I have a full UK clean driving licence...is that valid in Dubai?
My wife has a full clean Venezuelan Licence...is that valid?

Cheers

E


----------



## dizzyizzy (Mar 30, 2008)

Your wife will have to do driving lessons.

As for you, do you have an European passport? In theory your license and passport must be from the same country, but a few people have reported they've been able to exchange a UK/USA license, and sometimes from some european countries, for a UAE one.


----------



## Eamon (Mar 5, 2009)

dizzyizzy said:


> Your wife will have to do driving lessons.
> 
> As for you, do you have an European passport? In theory your license and passport must be from the same country, but a few people have reported they've been able to exchange a UK/USA license, and sometimes from some european countries, for a UAE one.


Yep...I have European Passport, as does my wife, AND she holds a Venezuelan passport too


----------



## dizzyizzy (Mar 30, 2008)

If your wife can get a Spanish license before you guys move here, she should. That could save her from doing the driver lessons here!! (annoying and tedious process, not to mention costly).

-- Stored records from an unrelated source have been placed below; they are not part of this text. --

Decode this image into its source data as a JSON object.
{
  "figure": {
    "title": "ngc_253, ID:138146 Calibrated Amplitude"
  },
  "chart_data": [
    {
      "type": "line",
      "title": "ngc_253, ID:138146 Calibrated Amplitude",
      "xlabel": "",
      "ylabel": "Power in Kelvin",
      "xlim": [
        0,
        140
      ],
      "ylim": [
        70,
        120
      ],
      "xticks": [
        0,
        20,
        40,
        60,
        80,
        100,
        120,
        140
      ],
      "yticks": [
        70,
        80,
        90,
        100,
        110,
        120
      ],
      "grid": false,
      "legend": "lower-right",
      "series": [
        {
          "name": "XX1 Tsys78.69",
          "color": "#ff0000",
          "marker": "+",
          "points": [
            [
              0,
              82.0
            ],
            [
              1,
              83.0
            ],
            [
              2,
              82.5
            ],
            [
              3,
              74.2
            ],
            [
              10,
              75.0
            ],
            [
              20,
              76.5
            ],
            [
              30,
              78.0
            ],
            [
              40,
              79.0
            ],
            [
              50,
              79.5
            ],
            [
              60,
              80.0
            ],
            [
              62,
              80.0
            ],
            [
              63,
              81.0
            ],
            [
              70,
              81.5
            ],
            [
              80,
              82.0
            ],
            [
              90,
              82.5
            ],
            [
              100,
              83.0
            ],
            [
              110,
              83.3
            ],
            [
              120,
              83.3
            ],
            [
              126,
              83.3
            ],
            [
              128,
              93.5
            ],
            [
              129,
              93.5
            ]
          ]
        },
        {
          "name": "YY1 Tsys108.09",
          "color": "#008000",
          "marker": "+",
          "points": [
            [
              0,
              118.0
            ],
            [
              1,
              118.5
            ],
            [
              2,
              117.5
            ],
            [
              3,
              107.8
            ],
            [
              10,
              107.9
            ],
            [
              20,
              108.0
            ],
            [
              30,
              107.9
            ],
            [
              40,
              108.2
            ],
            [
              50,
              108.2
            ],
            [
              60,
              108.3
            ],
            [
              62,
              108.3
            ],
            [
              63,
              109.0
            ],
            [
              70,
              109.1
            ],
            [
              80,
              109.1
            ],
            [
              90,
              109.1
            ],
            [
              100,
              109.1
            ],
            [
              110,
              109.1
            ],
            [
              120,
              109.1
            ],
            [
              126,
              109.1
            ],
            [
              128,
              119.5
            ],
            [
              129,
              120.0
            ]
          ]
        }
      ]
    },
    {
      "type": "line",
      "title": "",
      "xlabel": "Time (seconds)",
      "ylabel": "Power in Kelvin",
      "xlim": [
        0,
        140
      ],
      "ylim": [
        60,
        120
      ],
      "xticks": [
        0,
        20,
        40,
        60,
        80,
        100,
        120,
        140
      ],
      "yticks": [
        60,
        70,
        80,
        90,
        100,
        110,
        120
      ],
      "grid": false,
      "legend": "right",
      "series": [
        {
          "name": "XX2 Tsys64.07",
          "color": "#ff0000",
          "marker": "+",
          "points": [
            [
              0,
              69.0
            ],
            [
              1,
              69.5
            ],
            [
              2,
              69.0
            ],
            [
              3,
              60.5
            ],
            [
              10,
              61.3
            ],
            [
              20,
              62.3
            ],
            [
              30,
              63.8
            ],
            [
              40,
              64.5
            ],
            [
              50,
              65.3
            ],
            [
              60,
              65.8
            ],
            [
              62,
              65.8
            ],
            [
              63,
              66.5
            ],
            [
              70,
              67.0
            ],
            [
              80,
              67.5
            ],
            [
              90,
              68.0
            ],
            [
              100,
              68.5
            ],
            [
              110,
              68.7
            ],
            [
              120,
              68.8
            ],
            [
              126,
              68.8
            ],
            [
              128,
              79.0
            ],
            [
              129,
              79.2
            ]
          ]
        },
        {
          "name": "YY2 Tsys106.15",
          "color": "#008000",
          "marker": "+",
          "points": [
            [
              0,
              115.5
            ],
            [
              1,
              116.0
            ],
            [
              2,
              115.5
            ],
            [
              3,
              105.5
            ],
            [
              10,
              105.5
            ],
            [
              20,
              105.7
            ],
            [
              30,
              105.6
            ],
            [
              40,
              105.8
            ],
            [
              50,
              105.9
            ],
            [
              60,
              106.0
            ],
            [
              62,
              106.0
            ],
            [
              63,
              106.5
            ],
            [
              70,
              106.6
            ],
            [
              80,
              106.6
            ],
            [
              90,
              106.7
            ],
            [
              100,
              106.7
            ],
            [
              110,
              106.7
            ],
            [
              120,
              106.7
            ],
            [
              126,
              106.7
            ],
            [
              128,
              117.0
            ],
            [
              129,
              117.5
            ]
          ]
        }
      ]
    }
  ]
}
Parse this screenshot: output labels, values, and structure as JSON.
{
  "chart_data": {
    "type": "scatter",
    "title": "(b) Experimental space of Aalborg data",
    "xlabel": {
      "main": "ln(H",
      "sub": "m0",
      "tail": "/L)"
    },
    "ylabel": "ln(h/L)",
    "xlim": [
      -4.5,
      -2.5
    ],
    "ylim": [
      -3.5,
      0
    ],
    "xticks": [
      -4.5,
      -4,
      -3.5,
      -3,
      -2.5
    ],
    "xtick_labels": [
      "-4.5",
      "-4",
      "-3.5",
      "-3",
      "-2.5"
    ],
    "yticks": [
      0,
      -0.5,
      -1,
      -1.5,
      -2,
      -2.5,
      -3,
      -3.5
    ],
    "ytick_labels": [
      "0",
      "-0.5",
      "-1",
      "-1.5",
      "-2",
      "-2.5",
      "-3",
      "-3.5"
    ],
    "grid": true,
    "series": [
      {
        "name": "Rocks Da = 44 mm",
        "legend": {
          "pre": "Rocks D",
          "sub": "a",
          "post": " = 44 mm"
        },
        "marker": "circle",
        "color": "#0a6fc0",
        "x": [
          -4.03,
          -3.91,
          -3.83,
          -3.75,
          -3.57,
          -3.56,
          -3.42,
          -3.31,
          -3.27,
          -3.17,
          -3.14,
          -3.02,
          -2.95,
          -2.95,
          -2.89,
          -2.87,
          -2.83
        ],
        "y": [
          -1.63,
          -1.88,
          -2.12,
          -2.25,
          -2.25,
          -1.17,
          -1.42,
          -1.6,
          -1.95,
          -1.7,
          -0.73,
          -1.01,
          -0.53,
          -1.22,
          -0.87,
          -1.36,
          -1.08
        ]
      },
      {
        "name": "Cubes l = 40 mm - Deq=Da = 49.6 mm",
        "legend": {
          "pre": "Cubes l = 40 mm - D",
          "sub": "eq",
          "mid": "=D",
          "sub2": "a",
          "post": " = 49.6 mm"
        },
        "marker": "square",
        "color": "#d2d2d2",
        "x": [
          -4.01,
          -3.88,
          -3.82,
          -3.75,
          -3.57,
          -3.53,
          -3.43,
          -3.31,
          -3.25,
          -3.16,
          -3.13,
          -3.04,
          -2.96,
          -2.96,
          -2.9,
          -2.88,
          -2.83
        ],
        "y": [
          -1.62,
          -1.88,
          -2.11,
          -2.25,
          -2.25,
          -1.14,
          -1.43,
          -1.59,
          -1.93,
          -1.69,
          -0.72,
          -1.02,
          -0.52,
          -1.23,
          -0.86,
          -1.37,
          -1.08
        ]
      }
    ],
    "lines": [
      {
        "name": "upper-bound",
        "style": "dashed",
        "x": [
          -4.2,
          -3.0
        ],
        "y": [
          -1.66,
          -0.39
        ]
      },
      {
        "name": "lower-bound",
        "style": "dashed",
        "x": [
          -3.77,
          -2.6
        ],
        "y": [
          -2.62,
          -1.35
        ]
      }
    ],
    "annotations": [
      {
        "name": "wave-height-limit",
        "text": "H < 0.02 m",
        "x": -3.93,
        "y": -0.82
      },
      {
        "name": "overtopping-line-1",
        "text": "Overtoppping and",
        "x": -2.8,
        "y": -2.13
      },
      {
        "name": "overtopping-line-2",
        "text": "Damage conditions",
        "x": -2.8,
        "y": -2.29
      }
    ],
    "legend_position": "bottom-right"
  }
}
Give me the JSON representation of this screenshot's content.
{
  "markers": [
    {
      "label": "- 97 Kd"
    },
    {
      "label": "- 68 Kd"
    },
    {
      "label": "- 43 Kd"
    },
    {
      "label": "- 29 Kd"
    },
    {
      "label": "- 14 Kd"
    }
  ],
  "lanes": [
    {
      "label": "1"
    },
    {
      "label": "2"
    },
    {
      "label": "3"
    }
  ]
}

UK license + UK passport should be pretty straighforward, you just go to the RTA, bring pictures, pay some money and walk out with a UAE drivers license. UK license + Spanish passport should also be ok, you may need to ask different people or go to different RTA offices until you get a positive response. But Venezuelan license + UK/Spain passport will mean driving lessons for sure.


----------



## Eamon (Mar 5, 2009)

dizzyizzy said:


> If your wife can get a Spanish license before you guys move here, she should. That could save her from doing the driver lessons here!! (annoying and tedious process, not to mention costly).
> 
> UK license + UK passport should be pretty straighforward, you just go to the RTA, bring pictures, pay some money and walk out with a UAE drivers license. UK license + Spanish passport should also be ok, you may need to ask different people or go to different RTA offices until you get a positive response. But Venezuelan license + UK/Spain passport will mean driving lessons for sure.


Hi Lizzy..crossed wires LOL...She has Vz Licence + Vz passport...any good?


----------



## dizzyizzy (Mar 30, 2008)

Eamon said:


> Hi Lizzy..crossed wires LOL...She has Vz Licence + Vz passport...any good?


Nope  she'll have to do the driving lessons unfortunately.


----------



## Eamon (Mar 5, 2009)

dizzyizzy said:


> Nope  she'll have to do the driving lessons unfortunately.


OMG!!! And how hard is that?


----------



## dizzyizzy (Mar 30, 2008)

Not hard really, just annoying. Google the different driving schools (Belhasa, Emirates Driving School etc) for more info. She'll have to do a minimum of 20 lessons, should take around 2 weeks to complete, prices vary from school to school but expect to pay around 2000 dhs for the lessons, lectures, exams, etc.


----------



## Eamon (Mar 5, 2009)

dizzyizzy said:


> Not hard really, just annoying. Google the different driving schools (Belhasa, Emirates Driving School etc) for more info. She'll have to do a minimum of 20 lessons, should take around 2 weeks to complete, prices vary from school to school but expect to pay around 2000 dhs for the lessons, lectures, exams, etc.


Apologies Lizzy, as I know its getting late where you are..but what if she has an International Driving licence too??


----------



## dizzyizzy (Mar 30, 2008)

Eamon said:


> Apologies Lizzy, as I know its getting late where you are..but what if she has an International Driving licence too??


Nope no good, she may be able to hire a car on that one if she's on a tourist visa, but as soon as she's got the residence visa stamped on her passport, she will have to get the UAE license to drive legally here.


----------